Sunday, October 04, 2015

RIP Adrian Frutiger, the Font Designer I Had a Spat With 20 Years Ago

For more than 50 years, Adrian Frutiger made the world legible
writes Margalit Fox in her New York Times obituary. Twenty years ago, I had a verbal run-in with the Swiss type designer, through the pages of the International Herald Tribune, in which I appealed to the bible of the advertising industry.
    Anyone who has had to strain his eyes to make out a street sign or a highway direction at night, read arduously through a monument inscription, or decipher a direction from the far side of
a Paris Métro platform would tell typographer Adrian Frutiger that the idea is not to "recognize letters one by one" (back page, Sept. 18 [1995]), but words!

    Thus, a text, whatever it is (even a headline or a brief pair of terms), should never be in capitals.  As David Ogilvy of Ogilvy & Mather writes in "Ogilvy on Advertising" — the definitive book on the ad world — "The eye is a creature of habit.  People are accustomed to reading books, magazines and newspapers in lower case."  It has been established that "Capital letters are extremely difficult to read" and "retard reading.  They have no ascenders or descenders to help you recognize words, and tend to be read letter by letter."
It was printed, shortened, in the International Herald Tribune (issue # 35,023) on October 5, 1995, as "Signs of the Times."

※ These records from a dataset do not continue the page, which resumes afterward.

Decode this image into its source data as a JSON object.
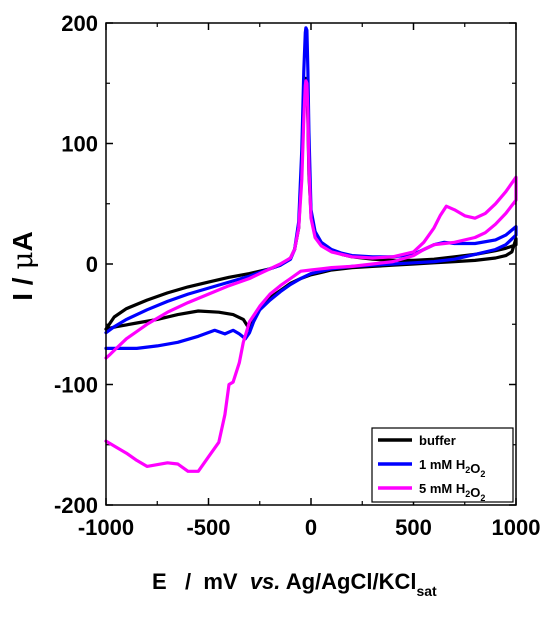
{
  "chart_data": {
    "type": "line",
    "xlim": [
      -1000,
      1000
    ],
    "ylim": [
      -200,
      200
    ],
    "x_ticks": [
      -1000,
      -500,
      0,
      500,
      1000
    ],
    "y_ticks": [
      -200,
      -100,
      0,
      100,
      200
    ],
    "x_tick_labels": [
      "-1000",
      "-500",
      "0",
      "500",
      "1000"
    ],
    "y_tick_labels": [
      "-200",
      "-100",
      "0",
      "100",
      "200"
    ],
    "xlabel": {
      "prefix": "E   /  mV  ",
      "italic": "vs.",
      "main": " Ag/AgCl/KCl",
      "sub": "sat"
    },
    "ylabel": {
      "main": "I  /  ",
      "greek": "μ",
      "unit": "A"
    },
    "grid": false,
    "legend_position": "bottom-right",
    "series": [
      {
        "name": {
          "main": "buffer",
          "parts": [
            {
              "text": "buffer",
              "sub": ""
            }
          ]
        },
        "color": "#000000",
        "x": [
          -1000,
          -960,
          -900,
          -800,
          -700,
          -600,
          -500,
          -400,
          -300,
          -250,
          -200,
          -150,
          -100,
          -80,
          -60,
          -45,
          -35,
          -28,
          -25,
          -20,
          -15,
          -10,
          0,
          20,
          50,
          100,
          150,
          200,
          300,
          400,
          500,
          600,
          700,
          800,
          900,
          950,
          1000,
          1000,
          980,
          950,
          900,
          800,
          700,
          600,
          500,
          400,
          300,
          200,
          100,
          50,
          0,
          -50,
          -100,
          -150,
          -200,
          -250,
          -280,
          -300,
          -330,
          -380,
          -450,
          -550,
          -650,
          -750,
          -850,
          -950,
          -1000
        ],
        "y": [
          -54,
          -44,
          -37,
          -30,
          -24,
          -19,
          -15,
          -11,
          -8,
          -6,
          -4,
          -1,
          5,
          12,
          30,
          80,
          130,
          152,
          154,
          150,
          120,
          75,
          42,
          25,
          17,
          11,
          8,
          6,
          4,
          3,
          3,
          4,
          6,
          8,
          11,
          13,
          16,
          21,
          10,
          7,
          5,
          3,
          2,
          1,
          0,
          -1,
          -2,
          -3,
          -5,
          -7,
          -9,
          -12,
          -16,
          -22,
          -28,
          -36,
          -46,
          -54,
          -46,
          -42,
          -40,
          -39,
          -42,
          -46,
          -49,
          -52,
          -54
        ]
      },
      {
        "name": {
          "main": "1 mM H2O2",
          "parts": [
            {
              "text": "1 mM H",
              "sub": "2"
            },
            {
              "text": "O",
              "sub": "2"
            }
          ]
        },
        "color": "#0000ff",
        "x": [
          -1000,
          -960,
          -900,
          -800,
          -700,
          -600,
          -500,
          -400,
          -300,
          -250,
          -200,
          -150,
          -100,
          -80,
          -60,
          -45,
          -35,
          -28,
          -25,
          -20,
          -15,
          -10,
          0,
          20,
          50,
          100,
          150,
          200,
          300,
          400,
          500,
          550,
          600,
          650,
          700,
          800,
          900,
          950,
          1000,
          1000,
          950,
          900,
          800,
          700,
          600,
          500,
          400,
          300,
          200,
          100,
          50,
          0,
          -50,
          -100,
          -150,
          -200,
          -250,
          -280,
          -300,
          -320,
          -350,
          -380,
          -420,
          -470,
          -550,
          -650,
          -750,
          -850,
          -950,
          -1000
        ],
        "y": [
          -57,
          -52,
          -46,
          -38,
          -31,
          -25,
          -20,
          -15,
          -10,
          -7,
          -4,
          -1,
          4,
          12,
          35,
          95,
          160,
          192,
          196,
          194,
          160,
          110,
          45,
          27,
          18,
          12,
          9,
          7,
          6,
          6,
          8,
          12,
          16,
          18,
          17,
          17,
          20,
          24,
          31,
          24,
          16,
          12,
          8,
          4,
          2,
          1,
          0,
          -1,
          -2,
          -4,
          -6,
          -8,
          -12,
          -17,
          -23,
          -30,
          -38,
          -48,
          -57,
          -62,
          -58,
          -55,
          -58,
          -55,
          -60,
          -65,
          -68,
          -70,
          -70,
          -70
        ]
      },
      {
        "name": {
          "main": "5 mM H2O2",
          "parts": [
            {
              "text": "5 mM H",
              "sub": "2"
            },
            {
              "text": "O",
              "sub": "2"
            }
          ]
        },
        "color": "#ff00ff",
        "x": [
          -1000,
          -980,
          -950,
          -900,
          -850,
          -800,
          -700,
          -600,
          -500,
          -400,
          -300,
          -250,
          -200,
          -150,
          -100,
          -80,
          -60,
          -45,
          -35,
          -28,
          -25,
          -20,
          -15,
          -10,
          0,
          20,
          50,
          100,
          150,
          200,
          300,
          400,
          500,
          550,
          600,
          630,
          660,
          700,
          750,
          800,
          850,
          900,
          950,
          1000,
          1000,
          950,
          900,
          850,
          800,
          700,
          650,
          600,
          550,
          500,
          400,
          300,
          200,
          100,
          50,
          0,
          -50,
          -100,
          -150,
          -200,
          -250,
          -300,
          -330,
          -350,
          -380,
          -400,
          -420,
          -450,
          -500,
          -550,
          -600,
          -650,
          -700,
          -800,
          -850,
          -900,
          -950,
          -1000
        ],
        "y": [
          -78,
          -75,
          -70,
          -62,
          -56,
          -50,
          -40,
          -32,
          -25,
          -18,
          -12,
          -8,
          -4,
          0,
          5,
          12,
          30,
          70,
          120,
          148,
          152,
          150,
          125,
          80,
          38,
          22,
          15,
          10,
          8,
          6,
          5,
          6,
          10,
          18,
          30,
          40,
          48,
          45,
          40,
          38,
          42,
          50,
          60,
          72,
          53,
          42,
          33,
          26,
          22,
          18,
          17,
          16,
          12,
          7,
          2,
          0,
          -2,
          -3,
          -4,
          -5,
          -6,
          -12,
          -18,
          -25,
          -35,
          -48,
          -65,
          -82,
          -98,
          -100,
          -125,
          -148,
          -160,
          -172,
          -172,
          -166,
          -165,
          -168,
          -163,
          -157,
          -152,
          -147
        ]
      }
    ]
  }
}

Back to the Margalit Fox's obituary:
A type designer who died on Sept. 10 at 87 in his native Switzerland, Mr. Frutiger created some of the most widely used fonts of the 20th century, seen daily in airports, on street signs and in subway stations around the world.

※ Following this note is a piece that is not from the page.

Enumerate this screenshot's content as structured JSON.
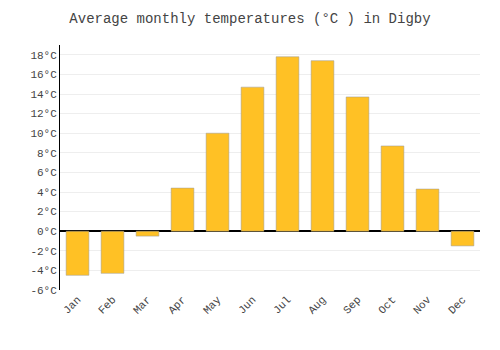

Mr. Frutiger, whose career spanned the era of hot lead and the age of silicon, created some 40 fonts, a vast number for one lifetime. Praised for an elegant readability that belied their rigorous engineering, his typefaces over the years have graced signs in the Paris Métro and many international airports, and on Swiss highways and some London streets.

His best-known fonts include Univers, employed throughout the design of the 1972 Olympic Games in Munich, and Frutiger, ubiquitous on airport signage, including that of John F. Kennedy International Airport in New York and Charles de Gaulle Airport in Paris.

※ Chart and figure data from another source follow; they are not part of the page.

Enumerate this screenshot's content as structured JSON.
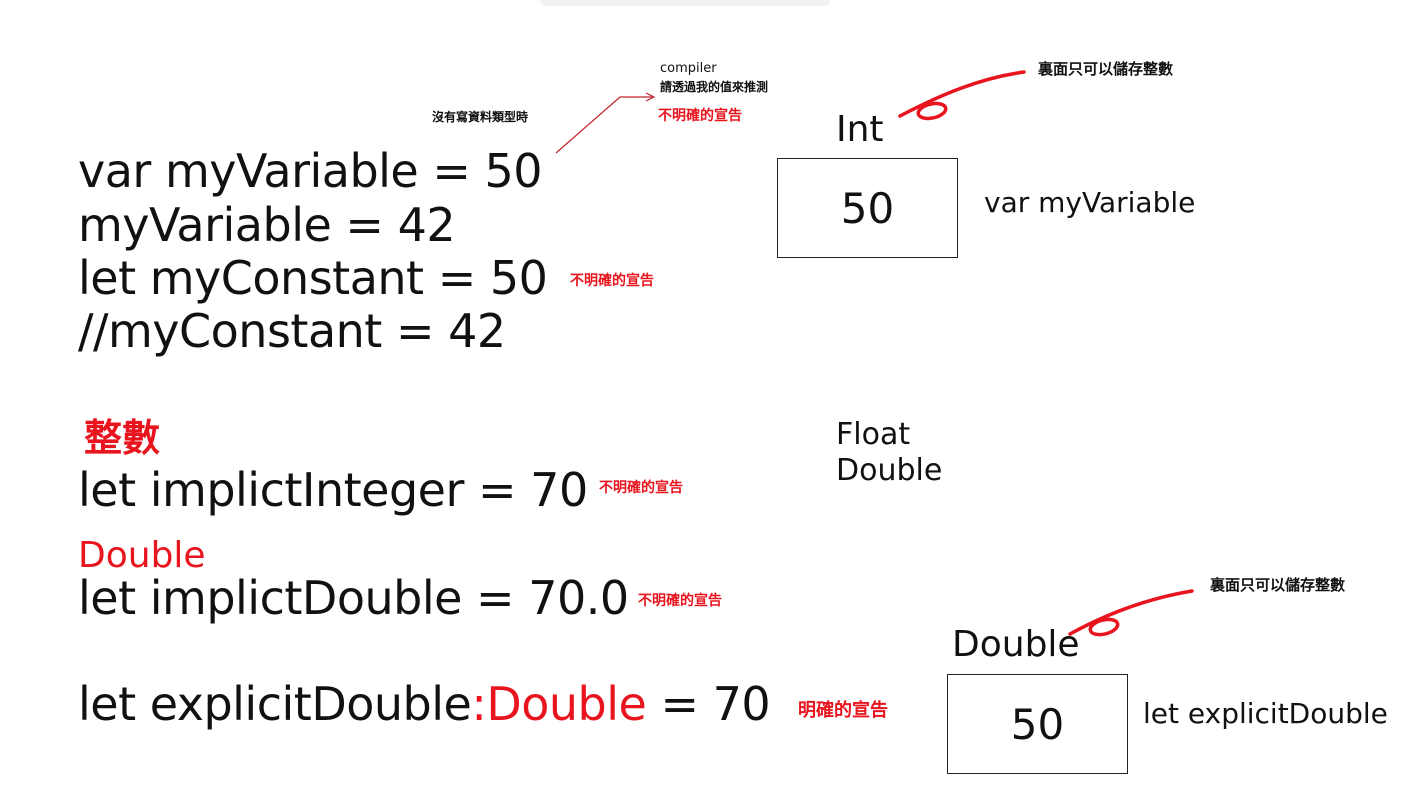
{
  "code_lines": {
    "line1": "var myVariable = 50",
    "line2": "myVariable = 42",
    "line3": "let myConstant = 50",
    "line4": "//myConstant = 42"
  },
  "sections": {
    "integer_heading": "整數",
    "implicit_integer": "let implictInteger = 70",
    "double_heading": "Double",
    "implicit_double": "let implictDouble = 70.0",
    "explicit_prefix": "let explicitDouble",
    "explicit_colon_type": ":Double",
    "explicit_suffix": " = 70"
  },
  "annotations": {
    "no_type_note": "沒有寫資料類型時",
    "compiler_note_line1": "compiler",
    "compiler_note_line2": "請透過我的值來推測",
    "implicit_decl_top": "不明確的宣告",
    "implicit_decl_constant": "不明確的宣告",
    "implicit_decl_integer": "不明確的宣告",
    "implicit_decl_double": "不明確的宣告",
    "explicit_decl": "明確的宣告",
    "int_only_note_top": "裏面只可以儲存整數",
    "int_only_note_bottom": "裏面只可以儲存整數"
  },
  "diagram": {
    "int_type_label": "Int",
    "int_box_value": "50",
    "var_label": "var myVariable",
    "float_label": "Float",
    "double_label": "Double",
    "double_type_label": "Double",
    "double_box_value": "50",
    "let_label": "let explicitDouble"
  },
  "colors": {
    "accent_red": "#e8141e",
    "text": "#111111"
  }
}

“Frutiger is basically the best signage type in the world because there’s not too much ‘noise’ in it, so it doesn’t call attention to itself,” Erik Spiekermann, a prominent German type designer and friend of Mr. Frutiger, said by telephone on Wednesday. “It makes itself invisible, but physically it’s actually incredibly legible.”

 … in the early 1960s he founded his own studio in Paris.

Commissioned to create signage for airports and subway systems, Mr. Frutiger soon realized that fonts that looked good in books did not work well on signs: The characters lacked enough air to be readable at a distance. The result, over time, was Frutiger, a sans serif font designed to be legible at many paces, and from many angles.

One of Frutiger’s hallmarks is the square dot over the lowercase “i.” The dot’s crisp, angled corners keep it from resolving into a nebulous flyspeck that appears to merge with its stem, making “i” look little different from “l” or “I.” (For designers of sans serif fonts, the gold standard is to make a far-off “Illinois” instantly readable.)

  … His other fonts include Avenir, Centennial, Egyptienne, Herculanum, Iridium, Serifa, Vectora and Versailles.

As conspicuous as Mr. Frutiger’s work became, it was for its inconspicuousness, he said, that he hoped it would be known.

“The whole point with type is for you not to be aware it is there,” he said in an interview on the Linotype company’s website. “If you remember the shape of a spoon with which you just ate some soup, then the spoon had a poor shape.” He added:

“Spoons and letters are tools. The first we need to ingest bodily nourishment from a bowl, the latter we need to ingest mental nourishment from a piece of paper.”